43. ACP countries as a group could gain from trade liberalization only if there were complete or partial global trade liberalization across all countries, and under complete or partial trade liberalization in major developing countries (in all cases with preferences and TRQ remaining in effect). The reason this would occur was because, under either global unilateral trade liberalization or unilateral trade liberalization in the major developing countries, the EC internal price would not be eroded because of relatively higher protection rates in other countries, a reduction of which would have had dramatic effects on the world price. ACP countries would suffer price erosion under all other scenarios.
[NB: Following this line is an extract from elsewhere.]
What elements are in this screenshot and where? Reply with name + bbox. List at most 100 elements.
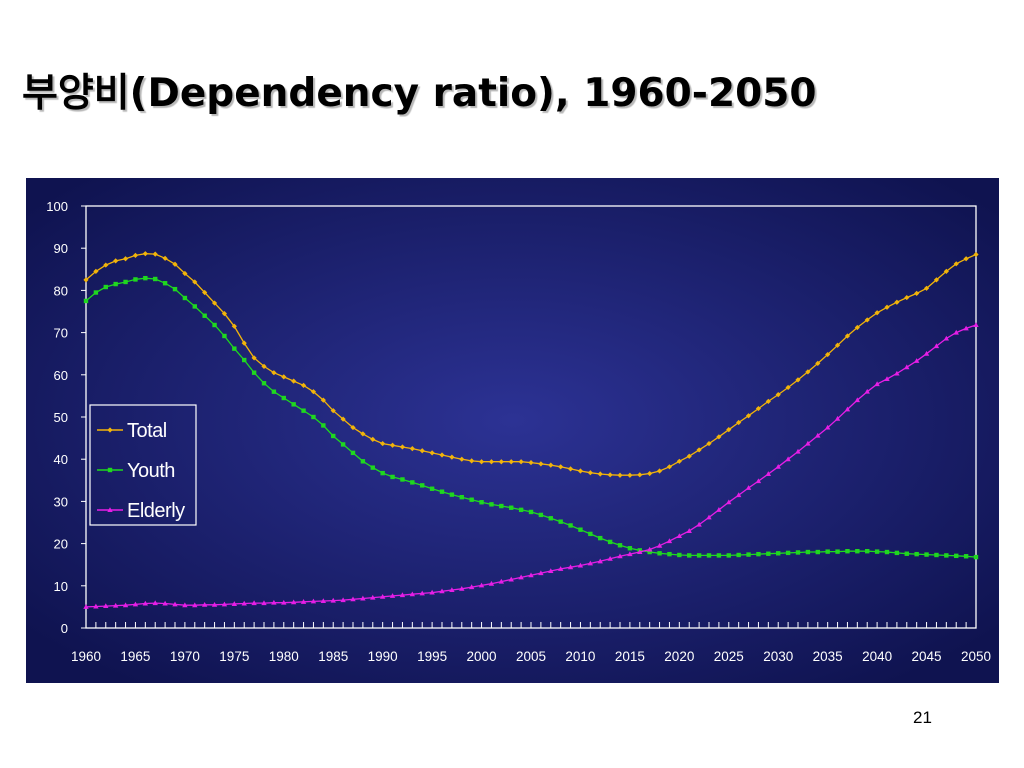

Export earnings would fall by 7 percent and 18 percent, respectively, with partial and complete elimination of EC preferences and the United States TRQ. The greatest price decline would occur if trade were completely liberalized in the developed countries only, about 29 percent, but not in developing countries.

44. How individual ACP countries would be affected by trade liberalization would depend upon their reliance on preferential and TRQ arrangements as well as on their initial levels of protection. Countries with more dependence on the EC and USA markets and with higher levels of protection would be more likely to lose under all the scenarios. Those countries whose levels of protection were below that of the average of all ACP countries would experience gains and losses similar to that of the ACP countries in the aggregate. Clearly those countries that were more dependent on EC and USA markets would be more vulnerable to trade liberalization where there was price erosion in the EC and USA markets.

45. Removal of trade barriers within common trading areas (e.g., NAFTA, MERCOSUR, APEC, and ASEAN) could adversely affect exports of ACP countries. Full implementation of NAFTA by 2008 could limit access to the United States market by ACP countries. If Mexico expanded its exports to the United States and the United States retained its current TRQ system, then Mexico could displace some ACP suppliers.

46. The four main conclusions of the study were as follows:

  • ACP sugar exporting countries would likely continue to experience price erosion, even if preferences and the TRQ were maintained.

  • Trade liberalization would have to be substantial and across all countries with preferences maintained in order for the ACP countries to benefit.

  • Regional free trade areas, especially NAFTA, posed a threat to the competitive position of ACP countries and could lead to further price erosion.

  • ACP countries could benefit from further trade liberalization in the major developing countries (especially China and India), but they would lose if only industrialized countries (especially the EC and USA) liberalized trade.